Témoignages d’internes en milieu hospitalier

 « Plus d’un interne sur deux a été obligé de travailler malgré sa positivité », c’est la phrase choc prononcée par Justin Breysse, le Président de l’Intersyndicale nationale des internes (ISNI), devant la commission d’enquête le 15 octobre dernier.

Les conclusions des enquêtes menées par l’ISNI sont édifiantes : « Nous avons interrogé 980 internes. Les deux tiers d’entre eux nous disent n’avoir pas eu accès à du matériel de protection en quantité suffisante, masques et surblouses. La moitié des internes, 53% qui présentaient des symptômes du Covid au début de l’épidémie ont pu accéder à des tests de dépistage (…) On sait aujourd’hui que plus d’un interne sur deux, qui connaissait son statut de positif au Covid, a été obligé de travailler malgré sa positivité ! » détaille Justin Breysse.

Sur l’organisation de la répartition des internes lors de la première vague de l’épidémie, « il y a eu un retard à l’allumage. Nous avons écrit un courrier le 19 février pour être reçus par les cabinets (ministériels). Et nous n’avons eu la réponse que le 19 mars. Donc il s’est passé un mois. Un mois de latence pendant lequel nous n’avons pas eu de consignes des différentes administrations pour nous permettre de réaffecter les internes là où il y en avait besoin. Nous avons donc décidé de prendre l’initiative de ces réaffectations » révèle Justin Breysse.

Application « Stop Covid« 

L’application « Stop Covid » lancée par le Gouvernement un mois après le déconfinement a été un échec.
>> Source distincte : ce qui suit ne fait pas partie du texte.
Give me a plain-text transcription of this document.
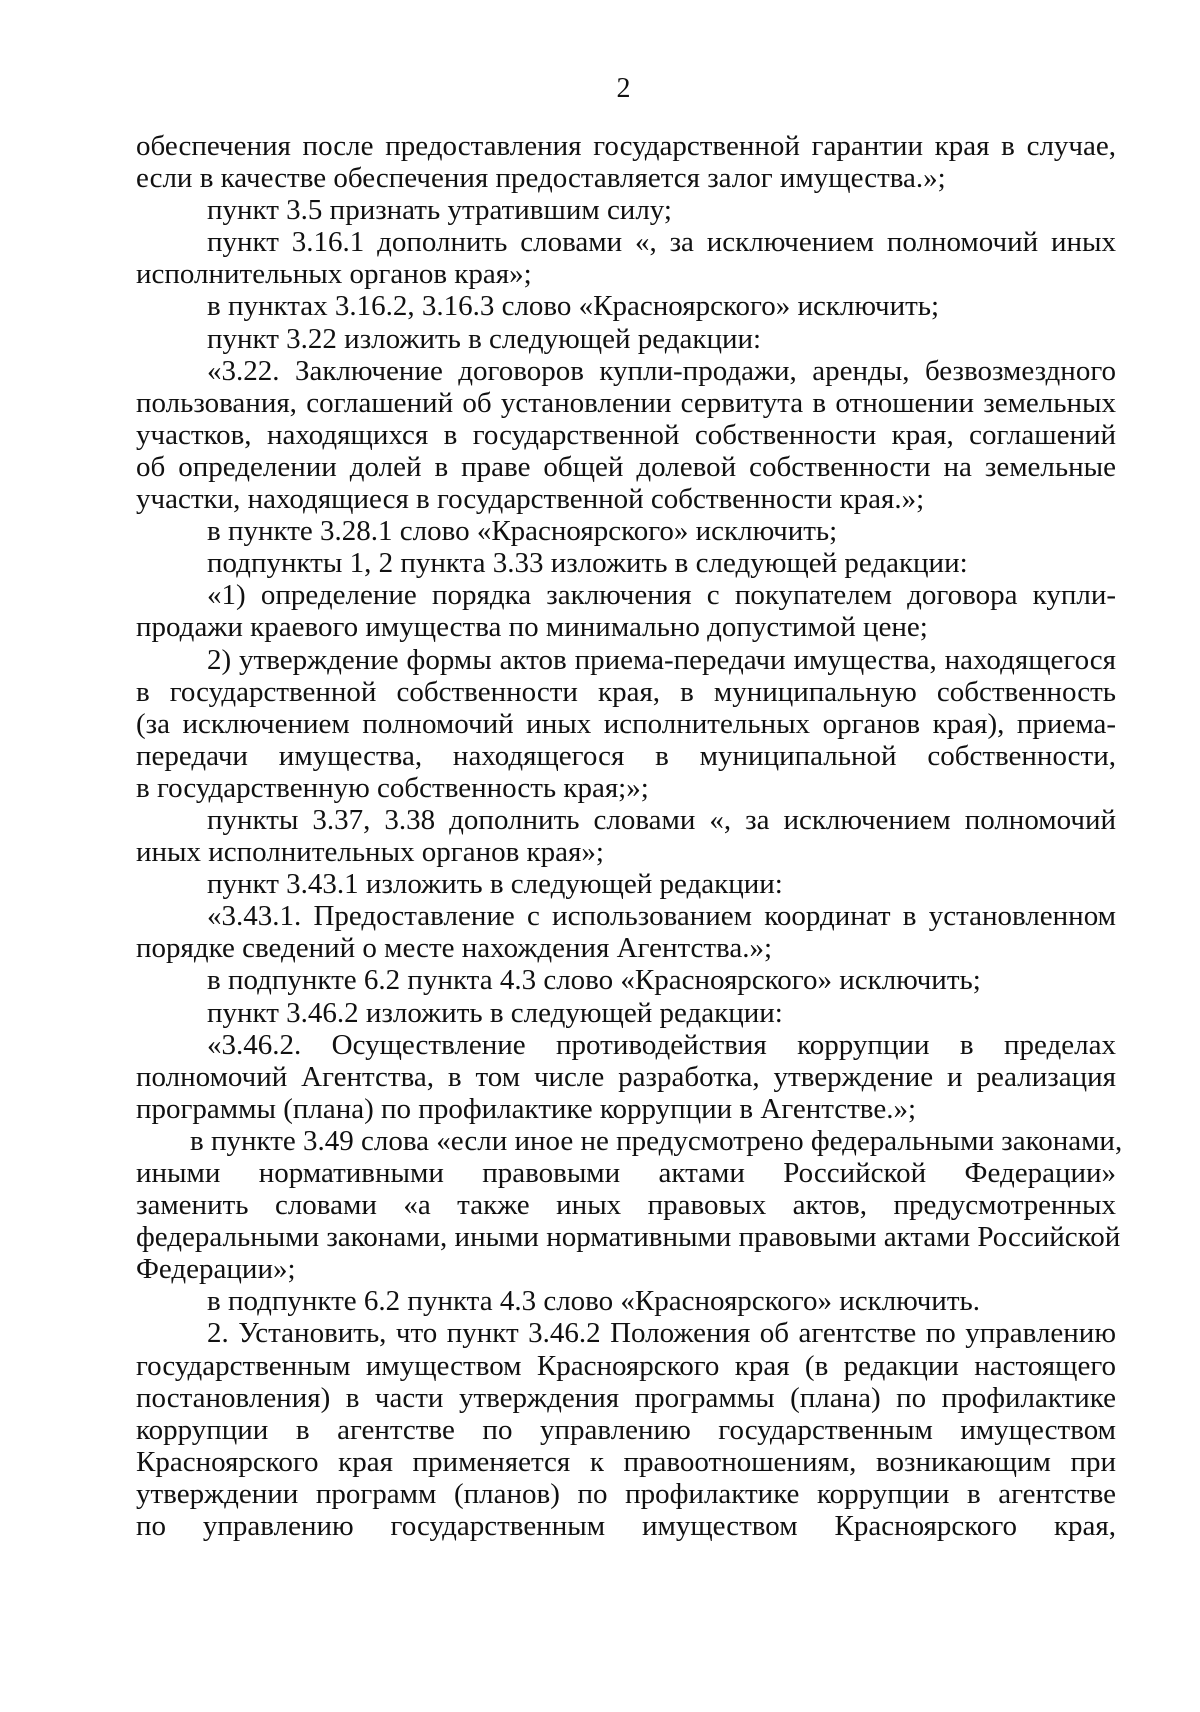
2
обеспечения после предоставления государственной гарантии края в случае,
если в качестве обеспечения предоставляется залог имущества.»;
пункт 3.5 признать утратившим силу;
пункт 3.16.1 дополнить словами «, за исключением полномочий иных
исполнительных органов края»;
в пунктах 3.16.2, 3.16.3 слово «Красноярского» исключить;
пункт 3.22 изложить в следующей редакции:
«3.22. Заключение договоров купли-продажи, аренды, безвозмездного
пользования, соглашений об установлении сервитута в отношении земельных
участков, находящихся в государственной собственности края, соглашений
об определении долей в праве общей долевой собственности на земельные
участки, находящиеся в государственной собственности края.»;
в пункте 3.28.1 слово «Красноярского» исключить;
подпункты 1, 2 пункта 3.33 изложить в следующей редакции:
«1) определение порядка заключения с покупателем договора купли-
продажи краевого имущества по минимально допустимой цене;
2) утверждение формы актов приема-передачи имущества, находящегося
в государственной собственности края, в муниципальную собственность
(за исключением полномочий иных исполнительных органов края), приема-
передачи имущества, находящегося в муниципальной собственности,
в государственную собственность края;»;
пункты 3.37, 3.38 дополнить словами «, за исключением полномочий
иных исполнительных органов края»;
пункт 3.43.1 изложить в следующей редакции:
«3.43.1. Предоставление с использованием координат в установленном
порядке сведений о месте нахождения Агентства.»;
в подпункте 6.2 пункта 4.3 слово «Красноярского» исключить;
пункт 3.46.2 изложить в следующей редакции:
«3.46.2. Осуществление противодействия коррупции в пределах
полномочий Агентства, в том числе разработка, утверждение и реализация
программы (плана) по профилактике коррупции в Агентстве.»;
в пункте 3.49 слова «если иное не предусмотрено федеральными законами,
иными нормативными правовыми актами Российской Федерации»
заменить словами «а также иных правовых актов, предусмотренных
федеральными законами, иными нормативными правовыми актами Российской
Федерации»;
в подпункте 6.2 пункта 4.3 слово «Красноярского» исключить.
2. Установить, что пункт 3.46.2 Положения об агентстве по управлению
государственным имуществом Красноярского края (в редакции настоящего
постановления) в части утверждения программы (плана) по профилактике
коррупции в агентстве по управлению государственным имуществом
Красноярского края применяется к правоотношениям, возникающим при
утверждении программ (планов) по профилактике коррупции в агентстве
по управлению государственным имуществом Красноярского края,
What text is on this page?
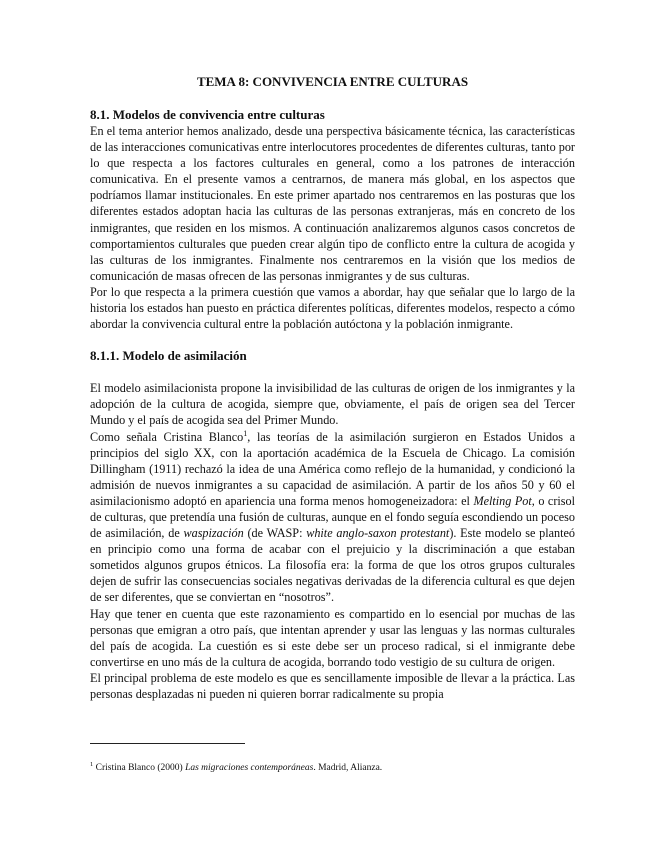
TEMA 8: CONVIVENCIA ENTRE CULTURAS
8.1. Modelos de convivencia entre culturas

En el tema anterior hemos analizado, desde una perspectiva básicamente técnica, las características de las interacciones comunicativas entre interlocutores procedentes de diferentes culturas, tanto por lo que respecta a los factores culturales en general, como a los patrones de interacción comunicativa. En el presente vamos a centrarnos, de manera más global, en los aspectos que podríamos llamar institucionales. En este primer apartado nos centraremos en las posturas que los diferentes estados adoptan hacia las culturas de las personas extranjeras, más en concreto de los inmigrantes, que residen en los mismos. A continuación analizaremos algunos casos concretos de comportamientos culturales que pueden crear algún tipo de conflicto entre la cultura de acogida y las culturas de los inmigrantes. Finalmente nos centraremos en la visión que los medios de comunicación de masas ofrecen de las personas inmigrantes y de sus culturas.

Por lo que respecta a la primera cuestión que vamos a abordar, hay que señalar que lo largo de la historia los estados han puesto en práctica diferentes políticas, diferentes modelos, respecto a cómo abordar la convivencia cultural entre la población autóctona y la población inmigrante.

8.1.1. Modelo de asimilación

El modelo asimilacionista propone la invisibilidad de las culturas de origen de los inmigrantes y la adopción de la cultura de acogida, siempre que, obviamente, el país de origen sea del Tercer Mundo y el país de acogida sea del Primer Mundo.

Como señala Cristina Blanco$^1$, las teorías de la asimilación surgieron en Estados Unidos a principios del siglo XX, con la aportación académica de la Escuela de Chicago. La comisión Dillingham (1911) rechazó la idea de una América como reflejo de la humanidad, y condicionó la admisión de nuevos inmigrantes a su capacidad de asimilación. A partir de los años 50 y 60 el asimilacionismo adoptó en apariencia una forma menos homogeneizadora: el Melting Pot, o crisol de culturas, que pretendía una fusión de culturas, aunque en el fondo seguía escondiendo un poceso de asimilación, de waspización (de WASP: white anglo-saxon protestant). Este modelo se planteó en principio como una forma de acabar con el prejuicio y la discriminación a que estaban sometidos algunos grupos étnicos. La filosofía era: la forma de que los otros grupos culturales dejen de sufrir las consecuencias sociales negativas derivadas de la diferencia cultural es que dejen de ser diferentes, que se conviertan en “nosotros”.

Hay que tener en cuenta que este razonamiento es compartido en lo esencial por muchas de las personas que emigran a otro país, que intentan aprender y usar las lenguas y las normas culturales del país de acogida. La cuestión es si este debe ser un proceso radical, si el inmigrante debe convertirse en uno más de la cultura de acogida, borrando todo vestigio de su cultura de origen.

El principal problema de este modelo es que es sencillamente imposible de llevar a la práctica. Las personas desplazadas ni pueden ni quieren borrar radicalmente su propia

$^1$ Cristina Blanco (2000) Las migraciones contemporáneas. Madrid, Alianza.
L’application ne réunit que 2,2 millions d’utilisateurs, à peine plus de 3% de la population.

Son lancement avait suscité de nombreuses inquiétudes sur l’utilisation des données personnelles. Selon le secrétaire d’État au numérique, Cédric O, elle s’avère peu efficace et coûteuse. « Ce que l’on comprend dans les études qui ont été menées, c’est que les Français ne comprennent pas l’intérêt personnel qu’ils ont à télécharger Stopcovid » a-t-il expliqué. Je pense qu’il y a probablement des dimensions culturelles et de timing (…) Nous avons sorti notre application à un moment où on pensait que l’(épidémie) était finie. Sans doute le gouvernement et moi-même avons été insuffisamment pédagogiques ».

Pour autant, le gouvernement travaille sur une nouvelle version mais le calendrier de travail n’est pas clair. Quand Jean Castex affiche un objectif de lancement au 22 octobre, ce calendrier ne coïncide pas avec les propos de Cédric O formulés devant la commission d’enquête.

« Jusqu’à fin octobre, Capgemini qui est le maître d’œuvre du projet, travaille gratuitement. À partir de fin octobre, nous allons lancer un appel d’offres qui permettra de faire en sorte de désigner, selon des règles de marchés publics, un nouveau chef de projet » avait-il indiqué.